There were a few differences in this kill from the others. One was the distance from the previous dump sites. The first five victims had been found just off the main hiking trail. Kay lie was deep in the forest, discarded like leftovers from a camping trip. They wouldn’t have found her so quickly if it hadn’t been for a phone call the parents received detailing the dump site. Another shift in the MO-the call had come from a pay phone in a dark alley in downtown D.C., possibly the work of the killer, or someone he’d paid off to make the call for him. They were scouring the tapes of the cars coming in and out of the park, with no luck. They still had no idea how the bodies were being transported into the park.

He’d never felt a case so far out of his control before.

Charlotte sighed deeply, and Baldwin turned to see her scratching notes. “It’s different,” he said. “It’s him,” she replied. “He’s just making us dance.”

The day had not improved from there.

The crime-scene techs had worked Kay lie’s body to no avail. There was no evidence on the body, nothing in the crime scene, the dump site. The storm had washed away the microscopic evidence they might have otherwise found. Baldwin had them take the soil from around the body, hopeful that they could find something in the alluvial muck that pointed them in the right direction. None of the Great Falls Park Rangers had seen anything. The video cameras had a multitude of cars coming in and out of the park, but all of them checked out. It was as if the killer had flown in, dropped the body at the base of the cliff and flown out again.

Of course that wasn’t the case. He had been there. But how? They’d been watching Aden’s house. There was no movement, in or out, all last night. He must have dumped the body before they’d started watching him-that was the only way.

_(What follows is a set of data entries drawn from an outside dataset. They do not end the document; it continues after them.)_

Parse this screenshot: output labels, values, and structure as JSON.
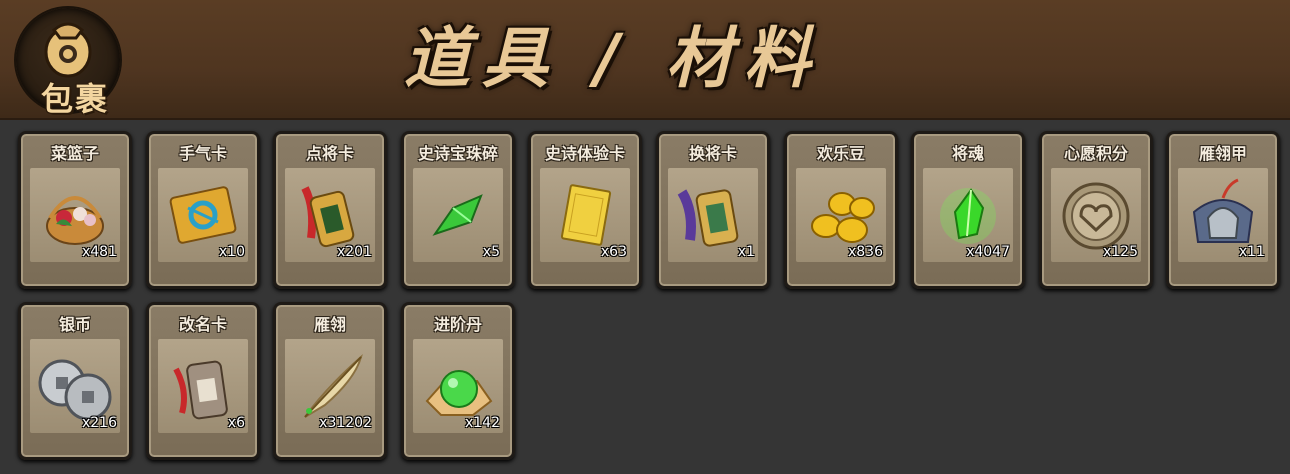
{
  "header": {
    "bag_label": "包裹",
    "title": "道具 / 材料"
  },
  "items": [
    {
      "name": "菜篮子",
      "count": "x481",
      "icon": "vegetable-basket-icon"
    },
    {
      "name": "手气卡",
      "count": "x10",
      "icon": "luck-card-icon"
    },
    {
      "name": "点将卡",
      "count": "x201",
      "icon": "general-pick-token-icon"
    },
    {
      "name": "史诗宝珠碎",
      "count": "x5",
      "icon": "green-gem-shard-icon"
    },
    {
      "name": "史诗体验卡",
      "count": "x63",
      "icon": "gold-card-icon"
    },
    {
      "name": "换将卡",
      "count": "x1",
      "icon": "swap-general-token-icon"
    },
    {
      "name": "欢乐豆",
      "count": "x836",
      "icon": "gold-beans-icon"
    },
    {
      "name": "将魂",
      "count": "x4047",
      "icon": "green-soul-crystal-icon"
    },
    {
      "name": "心愿积分",
      "count": "x125",
      "icon": "heart-coin-icon"
    },
    {
      "name": "雁翎甲",
      "count": "x11",
      "icon": "armor-helmet-icon"
    },
    {
      "name": "银币",
      "count": "x216",
      "icon": "silver-coins-icon"
    },
    {
      "name": "改名卡",
      "count": "x6",
      "icon": "rename-token-icon"
    },
    {
      "name": "雁翎",
      "count": "x31202",
      "icon": "feather-quill-icon"
    },
    {
      "name": "进阶丹",
      "count": "x142",
      "icon": "green-pill-icon"
    }
  ]
}
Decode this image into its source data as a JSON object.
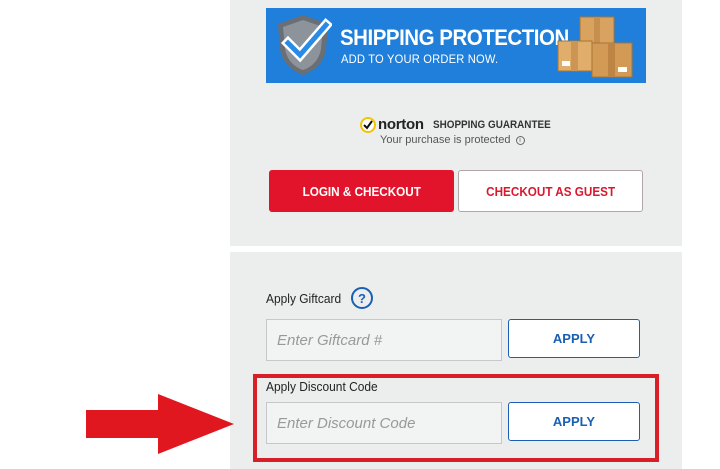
{
  "banner": {
    "title": "SHIPPING PROTECTION.",
    "subtitle": "ADD TO YOUR ORDER NOW.",
    "bg_color": "#1f7fdb"
  },
  "norton": {
    "brand": "norton",
    "guarantee": "SHOPPING GUARANTEE",
    "note": "Your purchase is protected",
    "info_icon": "i"
  },
  "checkout": {
    "login_label": "LOGIN & CHECKOUT",
    "guest_label": "CHECKOUT AS GUEST",
    "accent_color": "#e2142b"
  },
  "giftcard": {
    "label": "Apply Giftcard",
    "help_icon": "?",
    "placeholder": "Enter Giftcard #",
    "apply_label": "APPLY"
  },
  "discount": {
    "label": "Apply Discount Code",
    "placeholder": "Enter Discount Code",
    "apply_label": "APPLY"
  },
  "annotation": {
    "color": "#d81f27"
  }
}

Unfortunately, another round of interviews with Harold Arlen had been preempted by the expensive defense lawyer that had been retained by Arlen’s twelve-step parent organization, who vociferously claimed he was being unfairly railroaded. He used their own work against them-they were watching the house, they knew he wasn’t able to leave and deposit a body. Add to that the nagging little question of the lack of physical evidence. The pictures on the computer just weren’t enough. Arlen insisted he didn’t know how they got there, and if this went to trial, it was possible for the attorney to claim the photos had been planted, or accidentally downloaded. All it would take was one juror who agreed, and poof, no more case. Without corroboration, they just didn’t have enough.